The 2030 Agenda for Sustainable Development, the Paris Agreement on climate change, the Sendai Framework for Disaster Risk Reduction and the New Urban Agenda together provide a roadmap for a more sustainable and resilient world.  How our cities develop will have significant implications for realizing the future we want.

This year’s World Cities Day focuses on resilience and sustainability.  Every week, 1.4 million people move to cities.  Such rapid urbanization can strain local capacities, contributing to increased risk from natural and human made disasters.  But hazards do not need to become disasters.  The answer is to build resilience — to storms, floods, earthquakes, fires, pandemics and economic crises.

Cities around the world are already acting to increase resilience and sustainability.  Bangkok has built vast underground water storage facilities to cope with increased flood risk and save water for drier periods.  In Quito, the local government has reclaimed or protected more than 200,000 hectares of land to boost flood protection, reduce erosion and safeguard the city’s freshwater supply and biodiversity.  And in Johannesburg, the city is involving residents in efforts to improve public spaces so they can be safely used for recreation, sports, community events and services such as free medical care.

On World Cities Day, let us be inspired by these examples.  Let us work together to build sustainable and resilient cities that provide safety and opportunities for all.

MESSAGE ON THE INTERNATIONAL DAY TO END IMPUNITY FOR CRIMES AGAINST JOURNALISTS

THE SECRETARY-GENERAL

MESSAGE ON THE INTERNATIONAL DAY TO END IMPUNITY

FOR CRIMES AGAINST JOURNALISTS

2 November 2018

In just over a decade, more than a thousand journalists have been killed while carrying out their indispensable work.

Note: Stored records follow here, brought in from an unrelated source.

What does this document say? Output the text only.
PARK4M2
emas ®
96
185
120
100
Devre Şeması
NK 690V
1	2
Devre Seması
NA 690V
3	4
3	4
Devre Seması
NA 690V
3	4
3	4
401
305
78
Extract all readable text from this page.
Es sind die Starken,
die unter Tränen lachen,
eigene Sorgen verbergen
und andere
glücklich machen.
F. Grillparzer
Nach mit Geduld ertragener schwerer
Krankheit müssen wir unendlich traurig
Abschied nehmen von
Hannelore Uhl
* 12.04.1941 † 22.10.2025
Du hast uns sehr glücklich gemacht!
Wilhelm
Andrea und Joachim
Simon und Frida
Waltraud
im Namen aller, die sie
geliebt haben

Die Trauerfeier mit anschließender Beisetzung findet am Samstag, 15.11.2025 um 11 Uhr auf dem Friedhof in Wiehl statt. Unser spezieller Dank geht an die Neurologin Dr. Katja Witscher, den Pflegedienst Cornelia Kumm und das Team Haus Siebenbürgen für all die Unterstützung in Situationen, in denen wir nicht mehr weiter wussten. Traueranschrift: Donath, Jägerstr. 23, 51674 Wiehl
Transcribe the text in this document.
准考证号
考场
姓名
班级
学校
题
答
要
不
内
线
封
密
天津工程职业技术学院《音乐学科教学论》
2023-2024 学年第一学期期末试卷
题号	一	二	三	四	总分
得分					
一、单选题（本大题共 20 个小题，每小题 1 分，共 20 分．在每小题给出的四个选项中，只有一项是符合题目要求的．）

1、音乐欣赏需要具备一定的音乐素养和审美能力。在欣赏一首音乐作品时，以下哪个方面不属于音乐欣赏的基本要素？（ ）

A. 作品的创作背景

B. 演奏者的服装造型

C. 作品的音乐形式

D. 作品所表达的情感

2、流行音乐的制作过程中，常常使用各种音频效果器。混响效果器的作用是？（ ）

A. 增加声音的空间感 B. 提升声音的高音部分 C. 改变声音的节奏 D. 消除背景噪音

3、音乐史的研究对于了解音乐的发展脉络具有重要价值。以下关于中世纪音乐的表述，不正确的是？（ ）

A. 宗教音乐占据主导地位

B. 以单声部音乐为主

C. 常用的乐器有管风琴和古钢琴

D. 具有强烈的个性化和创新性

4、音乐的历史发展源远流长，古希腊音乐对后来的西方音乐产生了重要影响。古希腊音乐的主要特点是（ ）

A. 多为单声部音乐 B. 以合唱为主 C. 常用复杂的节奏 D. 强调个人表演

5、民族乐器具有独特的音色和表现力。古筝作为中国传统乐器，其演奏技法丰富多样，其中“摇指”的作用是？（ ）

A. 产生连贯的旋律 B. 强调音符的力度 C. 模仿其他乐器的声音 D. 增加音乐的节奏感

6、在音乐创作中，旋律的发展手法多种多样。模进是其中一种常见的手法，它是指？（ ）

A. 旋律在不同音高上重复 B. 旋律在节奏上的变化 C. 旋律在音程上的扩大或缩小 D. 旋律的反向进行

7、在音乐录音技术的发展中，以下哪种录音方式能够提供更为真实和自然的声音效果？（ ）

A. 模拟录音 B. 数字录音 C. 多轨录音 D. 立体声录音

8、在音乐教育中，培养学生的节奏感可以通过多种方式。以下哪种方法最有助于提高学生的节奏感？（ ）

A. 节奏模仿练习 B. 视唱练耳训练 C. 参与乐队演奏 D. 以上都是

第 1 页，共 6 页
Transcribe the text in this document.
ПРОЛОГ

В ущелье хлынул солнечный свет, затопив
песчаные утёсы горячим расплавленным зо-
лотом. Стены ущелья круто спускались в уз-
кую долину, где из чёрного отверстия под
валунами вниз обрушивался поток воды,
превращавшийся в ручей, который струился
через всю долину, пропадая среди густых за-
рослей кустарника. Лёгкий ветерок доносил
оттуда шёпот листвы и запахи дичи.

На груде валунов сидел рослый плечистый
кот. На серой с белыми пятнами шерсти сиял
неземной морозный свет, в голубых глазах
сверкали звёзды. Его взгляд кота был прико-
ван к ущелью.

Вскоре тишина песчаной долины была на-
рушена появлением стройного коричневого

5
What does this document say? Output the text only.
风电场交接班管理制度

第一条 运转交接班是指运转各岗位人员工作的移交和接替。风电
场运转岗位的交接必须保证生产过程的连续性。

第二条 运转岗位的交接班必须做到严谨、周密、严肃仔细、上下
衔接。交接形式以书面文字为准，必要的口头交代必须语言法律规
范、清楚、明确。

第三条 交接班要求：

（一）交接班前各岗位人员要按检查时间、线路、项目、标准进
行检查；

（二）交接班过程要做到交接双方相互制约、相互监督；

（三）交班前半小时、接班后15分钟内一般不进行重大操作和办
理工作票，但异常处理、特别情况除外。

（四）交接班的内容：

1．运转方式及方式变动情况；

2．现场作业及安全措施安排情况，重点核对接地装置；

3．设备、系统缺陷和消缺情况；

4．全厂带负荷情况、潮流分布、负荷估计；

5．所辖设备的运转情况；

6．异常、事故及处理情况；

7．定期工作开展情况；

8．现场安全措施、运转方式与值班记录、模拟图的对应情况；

Nine out of ten cases are unresolved, with no one held accountable.

Female journalists are often at greater risk of being targeted not only for their reporting but also because of their gender, including through the threat of sexual violence.

This year alone, at least 88 journalists have been killed.

Many thousands more have been attacked, harassed, detained or imprisoned on spurious charges, without due process.

This is outrageous. This should not become the new normal.

When journalists are targeted, societies as a whole pay a price.

I am deeply troubled by the growing number of attacks and the culture of impunity.

I call on Governments and the international community to protect journalists and create the conditions they need to do their work.

On this day, I pay tribute to journalists who do their jobs every day despite intimidation and threats. Their work – and that of their fallen colleagues — reminds us that truth never dies. Neither must our commitment to the fundamental right to freedom of expression.

Reporting is not a crime.

Together, let us stand up for journalists, for truth and for justice.